Я подобрал три яйца в курятнике и возвратился завтракать.
— Антонио, — улыбнулась мать, принимая яйца и молоко, — иди завтракать.
Я сидел напротив Деборы и Терезы и ел свое атоле[16] с горячей тортильей[17], намазанной маслом. Говорил я мало. С сестрами почти совсем не разговаривал. Они были старше и очень дружны между собой. Обычно сестры проводили целые дни на чердаке, играя в куклы да хихикая. Их дела мало меня занимали.
— Ваш отец отправился в Лас Пастурас, — воскликнула мать. Он поехал, чтобы привезти Ла Гранде. Руки у нее были все белые от муки; она месила тесто. Я пристально следил за ними. — А когда он вернется, я хочу, чтобы вы, дети, вели себя как должно. Не годится вам позорить своих отца и мать…
— Ее и в самом деле зовут Ультима? — спросила Дебора. Такая уж она была, всегда задавала взрослые вопросы.
— Вам следует обращаться к ней «Ла Гранде», — ровно заметила мать. Поглядев на нее, я подивился — верно ли, что эта женщина — роженица из моего сна.
— Гранде, — повторила Тереза.
— А правда, что она ведьма? — спросила Дебора. Ах, тут-то она и получила по заслугам! Я видел, как мать рванулась было, но потом сдержала себя.
— Нет! — сказала она с упреком. — Нельзя говорить об этих вещах! О, где только вы понабрались этих замашек! — Глаза ее наполнились слезами. Она всегда плакала, когда ей казалось, что мы поддаемся обычаям отца, обычаям рода Марес. — Она — женщина учения, — продолжала мать, и я понял что у нее нет времени прерываться и плакать, — она много потрудилась на благо всех жителей деревни. О, я никогда не пережила бы тех тяжких лет, если б не она — так что окажите ей почет.
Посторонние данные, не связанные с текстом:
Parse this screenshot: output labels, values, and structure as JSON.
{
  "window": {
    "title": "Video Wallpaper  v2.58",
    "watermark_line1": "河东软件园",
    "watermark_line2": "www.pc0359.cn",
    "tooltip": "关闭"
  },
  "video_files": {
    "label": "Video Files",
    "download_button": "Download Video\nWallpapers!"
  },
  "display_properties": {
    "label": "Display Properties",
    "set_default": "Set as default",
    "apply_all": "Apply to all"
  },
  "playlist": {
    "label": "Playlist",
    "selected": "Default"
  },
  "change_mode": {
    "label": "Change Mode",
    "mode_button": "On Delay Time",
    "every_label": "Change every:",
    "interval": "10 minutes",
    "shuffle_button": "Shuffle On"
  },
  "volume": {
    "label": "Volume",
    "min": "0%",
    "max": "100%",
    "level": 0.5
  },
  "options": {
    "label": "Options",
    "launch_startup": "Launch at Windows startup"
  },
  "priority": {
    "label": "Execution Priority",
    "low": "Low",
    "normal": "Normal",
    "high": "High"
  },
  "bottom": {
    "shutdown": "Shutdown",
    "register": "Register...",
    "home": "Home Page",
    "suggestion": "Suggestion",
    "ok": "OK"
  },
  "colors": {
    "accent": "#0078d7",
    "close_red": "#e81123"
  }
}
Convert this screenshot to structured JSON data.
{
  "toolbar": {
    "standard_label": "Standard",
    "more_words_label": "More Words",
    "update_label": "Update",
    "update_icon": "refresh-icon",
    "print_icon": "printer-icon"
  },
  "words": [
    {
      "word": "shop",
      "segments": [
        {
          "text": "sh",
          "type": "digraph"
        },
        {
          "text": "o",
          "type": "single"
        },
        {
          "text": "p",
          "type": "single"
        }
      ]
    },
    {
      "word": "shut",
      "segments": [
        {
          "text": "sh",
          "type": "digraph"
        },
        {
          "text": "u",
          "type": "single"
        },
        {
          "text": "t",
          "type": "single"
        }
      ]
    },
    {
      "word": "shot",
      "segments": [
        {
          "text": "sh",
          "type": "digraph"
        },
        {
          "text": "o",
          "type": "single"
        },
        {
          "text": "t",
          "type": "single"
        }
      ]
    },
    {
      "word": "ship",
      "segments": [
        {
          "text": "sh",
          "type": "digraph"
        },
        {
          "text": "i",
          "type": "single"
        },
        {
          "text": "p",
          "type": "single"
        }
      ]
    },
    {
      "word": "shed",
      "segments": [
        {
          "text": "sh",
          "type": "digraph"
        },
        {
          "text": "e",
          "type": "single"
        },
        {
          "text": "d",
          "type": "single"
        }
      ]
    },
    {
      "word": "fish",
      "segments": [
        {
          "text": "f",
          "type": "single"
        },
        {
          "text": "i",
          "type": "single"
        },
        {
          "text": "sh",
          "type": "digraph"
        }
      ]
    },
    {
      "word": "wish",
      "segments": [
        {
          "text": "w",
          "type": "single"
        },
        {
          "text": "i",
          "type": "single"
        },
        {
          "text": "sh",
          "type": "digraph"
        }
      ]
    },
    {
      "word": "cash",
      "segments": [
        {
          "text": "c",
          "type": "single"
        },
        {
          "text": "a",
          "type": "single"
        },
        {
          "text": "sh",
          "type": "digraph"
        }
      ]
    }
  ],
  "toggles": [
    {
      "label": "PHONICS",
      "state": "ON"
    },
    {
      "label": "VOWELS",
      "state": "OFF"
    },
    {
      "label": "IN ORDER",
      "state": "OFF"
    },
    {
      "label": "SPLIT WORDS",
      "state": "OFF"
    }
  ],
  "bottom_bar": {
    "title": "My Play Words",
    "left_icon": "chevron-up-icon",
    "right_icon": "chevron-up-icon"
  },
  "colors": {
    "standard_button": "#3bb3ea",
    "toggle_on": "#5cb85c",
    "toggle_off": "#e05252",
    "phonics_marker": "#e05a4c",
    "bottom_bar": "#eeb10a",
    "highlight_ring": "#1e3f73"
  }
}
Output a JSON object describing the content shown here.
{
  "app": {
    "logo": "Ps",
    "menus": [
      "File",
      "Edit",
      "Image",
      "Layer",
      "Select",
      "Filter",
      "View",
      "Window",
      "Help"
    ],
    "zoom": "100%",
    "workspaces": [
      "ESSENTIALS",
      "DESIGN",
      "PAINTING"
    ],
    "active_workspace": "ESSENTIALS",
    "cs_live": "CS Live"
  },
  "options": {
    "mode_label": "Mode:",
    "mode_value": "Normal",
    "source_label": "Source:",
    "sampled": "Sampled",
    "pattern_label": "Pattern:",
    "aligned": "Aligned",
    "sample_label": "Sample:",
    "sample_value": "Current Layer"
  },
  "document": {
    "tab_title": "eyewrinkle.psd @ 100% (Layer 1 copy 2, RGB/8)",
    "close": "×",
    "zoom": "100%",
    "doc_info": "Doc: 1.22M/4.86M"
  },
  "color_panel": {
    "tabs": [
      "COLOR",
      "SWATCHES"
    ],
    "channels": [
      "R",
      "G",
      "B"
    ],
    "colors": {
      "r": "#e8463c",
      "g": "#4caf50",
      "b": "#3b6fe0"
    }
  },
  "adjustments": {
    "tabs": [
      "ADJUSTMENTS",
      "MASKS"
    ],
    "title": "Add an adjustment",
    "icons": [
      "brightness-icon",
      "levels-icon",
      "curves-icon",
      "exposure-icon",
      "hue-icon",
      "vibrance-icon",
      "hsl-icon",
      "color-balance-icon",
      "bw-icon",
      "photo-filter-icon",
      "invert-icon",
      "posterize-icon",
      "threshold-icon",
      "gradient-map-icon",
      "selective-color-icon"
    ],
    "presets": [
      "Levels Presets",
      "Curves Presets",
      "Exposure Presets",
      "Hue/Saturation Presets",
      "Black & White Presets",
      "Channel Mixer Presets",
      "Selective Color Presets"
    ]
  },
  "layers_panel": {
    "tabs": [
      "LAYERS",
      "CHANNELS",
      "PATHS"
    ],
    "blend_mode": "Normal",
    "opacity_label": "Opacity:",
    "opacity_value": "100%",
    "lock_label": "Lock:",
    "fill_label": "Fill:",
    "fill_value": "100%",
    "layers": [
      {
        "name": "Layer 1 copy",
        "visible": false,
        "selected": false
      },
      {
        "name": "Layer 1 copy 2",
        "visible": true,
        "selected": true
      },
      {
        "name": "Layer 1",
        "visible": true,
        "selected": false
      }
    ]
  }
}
Это честь для нас, что она приходит под наш кров, ясно?
— Si, mama[18], — ответила Дебора не слишком охотно.
— Si, mama, — повторила Тереза.
— А теперь бегите да выметите комнату в конце коридора. Комната Евгения… — я услыхал, как прервался ее голос.
Прошептав молитву, она перекрестилась; белая мука оставила на ней следы, четыре точки креста. Я знал — она печальна от того, что трое братьев моих на войне, а Евгений младший из них.
— Мата, — хотел я заговорить с ней. Мне хотелось знать, кто была та старая женщина, что перерезала пуповину младенца.
— Si. — Обернувшись, она поглядела на меня.
— Когда я родился — там была Ультима? — спросил я. — Ay dios mio[19]! — вскричала мать. Подойдя к месту, где я сидел, она провела рукой по моим волосам. От нее пахло теплом, как от хлеба. — Откуда у тебя такие вопросы, сынок? Да, — улыбнулась она, — Ла Гранде приходила помочь мне. Она присутствовала при рождении всех моих детей…
— А был ли там кто-нибудь из моих дядей из Эль Пуэрто?
— Конечно, — отвечала она. — Мои братья всегда были рядом в пору нужды. Они всегда молились, чтоб я благословила их…
Я не расслышал ее, потому что слушал звуки из своего сна, вновь переживая его. Теплые кукурузные хлопья снова вызвали в желудке чувство тошноты.
— И брат отца тоже был, и родичи Марес, и их друзья вакеро?..
— Ай! — вскричала она. — Не говори мне об этих никчемных Марес и их друзьях!
— Случилась драка? — спросил я.
— Нет, — отвечала она, — глупый спор. Они хотели затеять драку с моими братьями — только на это их и станет. Называют себя вакеро, а сами — негодные пьяницы! Воры! Вечно в пути, словно цыгане, вечно таскают семьи по стране, точно бродяги…
Сколько помню, всегда негодовала она по поводу этого семейства Марес. Мать считала деревню Лас Пастурас прекрасной, привыкла к одиночеству, но никогда не могла принять ее обитателей. Она оставалась дочерью фермера.
А сон сбывался. Все было так, как я видел. Ультима знала.
— Но ты будешь не такой, как они, — затаив дыхание, она остановилась. Поцеловала меня в лоб. — Ты будешь предводителем своего народа, а быть может — священником, — она улыбнулась. Священником, подумалось мне. Такова ее мечта. Мне предстоит служить мессу по воскресеньям, как отцу Барнесу в городской церкви. Мне предстоит выслушивать исповедь молчаливых обитателей долины и приводить их к святому причастию.